É importante lembrar também que figuras como o ex-advogado da Odebrecht, Rodrigo Tacha Duran, que, há mais de três anos, vem tentando fazer delação premiada contra Moro, parece que finalmente conseguirá. Entre outras coisas, Duran tem dito dispor de provas da existência de vendas de sentenças por parte da “República de Curitiba” e de propina ligando essas sentenças, as delações premiadas e advogados amigos de Moro.
Os integrantes da Lava Jato, obviamente, não estão dispostos a aceitar seu fim passivamente. Na última quinta-feira (2/7), numa tentativa de mostrar serviço, a Lava Jato, que andava meio sumida, reapareceu fazendo uma operação de busca e apreensão na casa do tucano José Serra. Há pelo menos dez anos que as denúncias contra Serra são conhecidas e não deixa de ser esquisito só agora a turma de Curitiba, através do braço de São Paulo, ter resolvido agir.
A explicação mais plausível parece ser a de que a Lava Jato, a fim de tirar o foco das denúncias de que vem sendo alvo, usou essa operação como manobra diversionista. Diante da ameaça de extinção, nada melhor do que uma ação em cima de um notório corrupto que sempre esteve acima da lei, para tentar se mostrar imparcial.

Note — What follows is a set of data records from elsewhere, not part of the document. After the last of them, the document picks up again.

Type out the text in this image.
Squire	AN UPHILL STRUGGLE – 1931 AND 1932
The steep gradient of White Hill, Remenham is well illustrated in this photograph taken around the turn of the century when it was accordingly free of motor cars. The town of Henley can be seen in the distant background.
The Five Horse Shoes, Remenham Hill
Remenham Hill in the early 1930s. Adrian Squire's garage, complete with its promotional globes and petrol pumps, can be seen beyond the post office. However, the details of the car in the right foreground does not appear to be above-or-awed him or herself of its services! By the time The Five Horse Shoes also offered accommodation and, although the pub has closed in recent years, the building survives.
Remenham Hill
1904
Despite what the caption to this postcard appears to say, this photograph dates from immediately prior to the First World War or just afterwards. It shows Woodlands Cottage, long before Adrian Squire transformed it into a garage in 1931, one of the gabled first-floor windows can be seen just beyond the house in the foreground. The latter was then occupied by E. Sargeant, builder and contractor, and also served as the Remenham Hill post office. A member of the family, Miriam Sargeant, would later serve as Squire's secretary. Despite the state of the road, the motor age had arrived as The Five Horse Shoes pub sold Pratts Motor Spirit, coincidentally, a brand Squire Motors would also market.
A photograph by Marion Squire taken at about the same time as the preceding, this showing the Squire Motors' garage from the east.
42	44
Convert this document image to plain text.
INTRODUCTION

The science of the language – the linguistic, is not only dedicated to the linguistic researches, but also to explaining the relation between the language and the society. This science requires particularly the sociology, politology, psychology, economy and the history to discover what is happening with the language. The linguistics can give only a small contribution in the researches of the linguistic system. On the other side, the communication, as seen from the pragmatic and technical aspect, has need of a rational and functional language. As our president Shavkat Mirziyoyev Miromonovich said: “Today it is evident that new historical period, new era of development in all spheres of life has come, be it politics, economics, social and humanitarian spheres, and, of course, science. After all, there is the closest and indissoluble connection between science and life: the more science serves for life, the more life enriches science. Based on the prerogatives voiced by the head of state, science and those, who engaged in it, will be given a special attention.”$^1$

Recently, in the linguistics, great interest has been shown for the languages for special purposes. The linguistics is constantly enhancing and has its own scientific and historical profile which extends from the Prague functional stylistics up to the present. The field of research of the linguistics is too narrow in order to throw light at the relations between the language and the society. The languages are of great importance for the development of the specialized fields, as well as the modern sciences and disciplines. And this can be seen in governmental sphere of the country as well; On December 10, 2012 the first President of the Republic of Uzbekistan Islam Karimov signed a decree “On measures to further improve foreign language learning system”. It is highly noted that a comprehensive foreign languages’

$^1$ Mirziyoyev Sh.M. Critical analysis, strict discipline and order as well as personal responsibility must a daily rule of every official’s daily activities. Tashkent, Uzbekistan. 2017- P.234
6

Outra prova de que a turma da Lava Jato está se sentindo acuada foi o adiamento do julgamento de Dallagnol no Conselho do Ministério Público, pelo Power Point contra Lula. Marcado para amanhã (7/7), última sessão antes das férias do meio de ano, o adiamento surpreendeu alguns conselheiros e foi interpretado como medo de derrota, especialmente diante das recentes revelações da #Vazajato.
Se as previsões do ministro do STF, Gilmar Mendes, estiverem corretas, em setembro os dois processos impetrados pela defesa de Lula arguindo a suspeição de Moro para julgá-lo serão analisados. Some-se a isso que a Comissão de Direitos Humanos da ONU já tem em seu poder a documentação envolvendo o julgamento e as condenações, sem provas, de Lula.
Pelo “conjunto da obra” e por razões diferentes, o fim da Lava Jato está próximo e aqueles que se orgulharam de ter vestido verde e amarelo e ido às ruas apoiar seus “heróis” vão começar a ter vergonha.
Fizeram papel de bobos.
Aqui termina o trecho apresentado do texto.